There is more to repainting a car than ready-aim-fire. It requires meticulous planning, proper gear, exacting prep work, sizable cash outlay, numerous steps and a lot of patience. Repainting a car is not a single-step process, but rather a multi-step operation culminating in the actual painting of the vehicle. So put down that foam roller and here is how to properly paint a vehicle
Find the Place
Whether you are doing the painting or you are looking for a shop to do it for you, finding the right place to work on your car lays the foundation for all other steps. It is imperative to find a space with excellent ventilation, good lighting, nominal dust, electricity and ample room to work on the vehicle. Avoid residential garages because they contain water heaters or furnaces that may ignite paint fumes.
You’ll need the right supplies to do the job right. Here is a list of car-repainting necessities:
- Paint sprayer
- Hand sandpaper
- Solvents for cleaning surfaces
- Masking tape
- Paint thinner or catalyst and hardener
Sanding is essential to eliminate glaring imperfections as well as small ones that, despite their size, will be just as disfiguring under the paint. 1,200 grit sandpaper or sanding pads to remove clear coat and paint. Sidestep the hassle of matching the desired paint to the existing paint by removing the primer and revealing the bare metal.
Choose a Paint
Paint is either single stage or base/clear. Single stage paints contain ultraviolet protection, pigment and additives all-in-one. The base/clear, or two-part process, first applies the paint (base coat) to the car. This is followed by a clear, second coat of paint (clearcoat). Clearcoat is a popular choice because of its glossiness, as well as its ability to conceal rock chips and door dings.

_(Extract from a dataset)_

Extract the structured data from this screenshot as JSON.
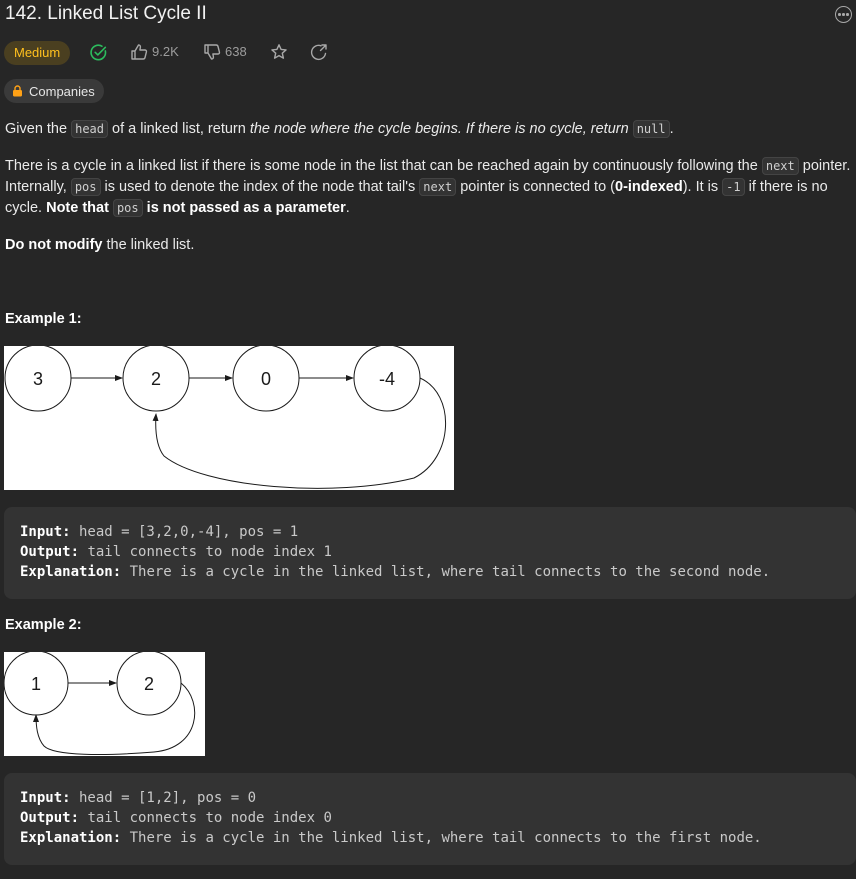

When applying paint, nitrile gloves are required, along with painter’s coveralls, safety goggles, and a respirator. Spray the finish on your car, using a paint gun with an air compressor and a moisture separator. Ensure that the paint is thinned correctly for the equipment you’re using but avoid over-thinning. This will decrease the finished surface’s gloss and may cause runs. Your car should be dry to the touch in about 24 to 48 hours and fully cured in up to seven days.